VOD film review: Inside Man
Review Overview
The heist
8The cast
8The director
8David Farnor | On 23, Feb 2019
Director: Spike Lee
Cast: Denzel Washington, Chiwetel Ejiofor, Clive Owen, Jodie Foster
Certificate: 15
Sometimes, you can’t beat a good old bank heist. The planning, the execution, the misdirection, the reveal, there’s nothing like seeing it all unfold in slick, surprising style. But nothing was more surprising in 2006 than the man who was behind cinema’s latest bank heist: none other than Spike Lee.
20 years on from his black-and-white indie debut, She’s Gotta Have It, Inside Man saw Spike go mainstream with a big-budget, star-studded thriller. The idea of a commercial blockbuster from the pioneering, political director might seem unlikely, but it proves a smart, effective fit, as he confidently serves up genre thrills, but with a pointed sting in the tail.
The film sees a Manhattan bank taken over by a band of robbers, led by Dalton Russell (Clive Owen). Enter Detective Frazier (Denzel Washington) and Detective Mitchell (Chiwetel Ejiofor), who are assigned to diffuse the ensuing hostage situation and bring the right people to justice. But Russell is no ordinary bank thief, and what follows is a game of wits and poker-faced patience, not least because we can’t even see Dalton’s face – one of the first things he does is get everyone to strip and don painter’s masks and overalls, so nobody can tell the difference between the culprits and the civilians. And so Lee cuts between the stand-off inside and outside of the bank and our police duo after the fact, as they interview each person in the building to sort the innocent from the guilty.
While all this goes on, waters are muddied by the arrival of Madeline White (Jodie Foster), a fixer who’s hired by the owner of the bank (Christopher Plummer) to make sure things run smoothly, and are wrapped up as neatly as possible. The cast are all marvellous, with Foster bringing a ruthless grin to her shark-like playmaker and Owen chillingly cool and in control, his steely gaze rarely blinking. But it’s Denzel and Chiwetel who are the stars of the show, and watching them click together as they puzzle through the situation, and grill possible suspects, is an absolute joy. Both bring not only humour but depth to what would be stock types in another movie, and Lee doesn’t lose the dark irony that these outsiders in the police department are the only two left still trying to catch the criminals by the time the long-running stalemate has drawn to a chaotic close.
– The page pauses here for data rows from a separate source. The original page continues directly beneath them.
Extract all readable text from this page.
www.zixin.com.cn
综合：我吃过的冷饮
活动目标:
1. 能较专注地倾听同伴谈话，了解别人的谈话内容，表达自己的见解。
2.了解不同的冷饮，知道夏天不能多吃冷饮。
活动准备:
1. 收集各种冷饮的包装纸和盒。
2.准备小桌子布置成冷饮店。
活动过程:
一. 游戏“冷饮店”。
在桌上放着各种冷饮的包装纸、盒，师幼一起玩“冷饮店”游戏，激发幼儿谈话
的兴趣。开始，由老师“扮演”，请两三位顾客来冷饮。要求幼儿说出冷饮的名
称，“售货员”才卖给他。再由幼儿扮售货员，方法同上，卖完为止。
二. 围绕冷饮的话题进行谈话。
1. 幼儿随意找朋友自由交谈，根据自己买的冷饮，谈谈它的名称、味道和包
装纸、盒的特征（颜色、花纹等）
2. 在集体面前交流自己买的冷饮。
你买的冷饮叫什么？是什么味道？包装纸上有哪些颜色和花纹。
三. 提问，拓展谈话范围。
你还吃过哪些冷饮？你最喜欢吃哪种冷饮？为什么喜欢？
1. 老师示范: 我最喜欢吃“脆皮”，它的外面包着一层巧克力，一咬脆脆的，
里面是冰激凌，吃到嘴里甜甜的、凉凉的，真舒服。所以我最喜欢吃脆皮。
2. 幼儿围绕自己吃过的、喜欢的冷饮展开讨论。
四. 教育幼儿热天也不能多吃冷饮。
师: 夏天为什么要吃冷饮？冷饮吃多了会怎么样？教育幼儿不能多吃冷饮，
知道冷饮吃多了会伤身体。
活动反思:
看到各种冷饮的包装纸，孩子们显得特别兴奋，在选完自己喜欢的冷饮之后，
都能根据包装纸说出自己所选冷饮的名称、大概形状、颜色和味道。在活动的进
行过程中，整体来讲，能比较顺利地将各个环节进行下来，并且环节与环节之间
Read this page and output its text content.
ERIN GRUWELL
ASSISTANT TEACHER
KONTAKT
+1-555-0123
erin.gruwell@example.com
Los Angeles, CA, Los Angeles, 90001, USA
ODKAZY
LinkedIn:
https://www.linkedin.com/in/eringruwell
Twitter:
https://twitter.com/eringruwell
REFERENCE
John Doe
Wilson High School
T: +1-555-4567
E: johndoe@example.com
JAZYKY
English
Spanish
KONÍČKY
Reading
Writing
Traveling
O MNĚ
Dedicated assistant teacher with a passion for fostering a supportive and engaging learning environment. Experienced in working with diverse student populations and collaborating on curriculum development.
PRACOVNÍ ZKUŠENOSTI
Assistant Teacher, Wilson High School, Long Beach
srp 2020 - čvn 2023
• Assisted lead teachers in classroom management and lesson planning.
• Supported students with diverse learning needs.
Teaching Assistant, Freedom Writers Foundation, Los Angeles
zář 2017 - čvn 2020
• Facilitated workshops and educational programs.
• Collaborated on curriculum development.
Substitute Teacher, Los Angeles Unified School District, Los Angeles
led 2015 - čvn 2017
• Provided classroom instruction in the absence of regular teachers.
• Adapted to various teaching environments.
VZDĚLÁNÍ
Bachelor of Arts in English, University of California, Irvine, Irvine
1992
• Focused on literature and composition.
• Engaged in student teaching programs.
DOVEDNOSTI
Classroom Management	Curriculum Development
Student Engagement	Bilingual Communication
Their interactions with members of the public remind us of Lee’s knack for drawing the social dynamics of modern America, and race, class and authority all intersect in ways that are funny, nuanced and occasionally uncomfortable – even in the briefest of moments when another cop (Willem Dafoe) and Frazier interact, the unspoken tensions bristle with understated realism, while one cutaway involving a video game makes a brief but important point. That social awareness, aptly, is the building block for screenwriter Russell Gewirtz’s quietly subversive premise: that in New York, a city of corruption and trickle-down crime, the people doing the stealing aren’t necessarily the bad guys. It’s a notion that Plummer leans into with a sinister air, and one that adds bite to Russell’s penchant for speechmaking, whether to us or the police listening on the radio.
The result is gripping and tense, as glimpsed flash-forwards, both true and hypothetical, tease how things might play out. Lee and DoP Matthew Libatique frame it all with a sleek, clinical momentum that whisks us through this rollercoaster of injustice. A Spike Lee blockbuster joint? The only thing more surprising than him pulling off the job is that he does so in a way that’s genuinely novel. Sometimes, you can’t beat a good old bank heist. Other times, you don’t even need a heist to begin with.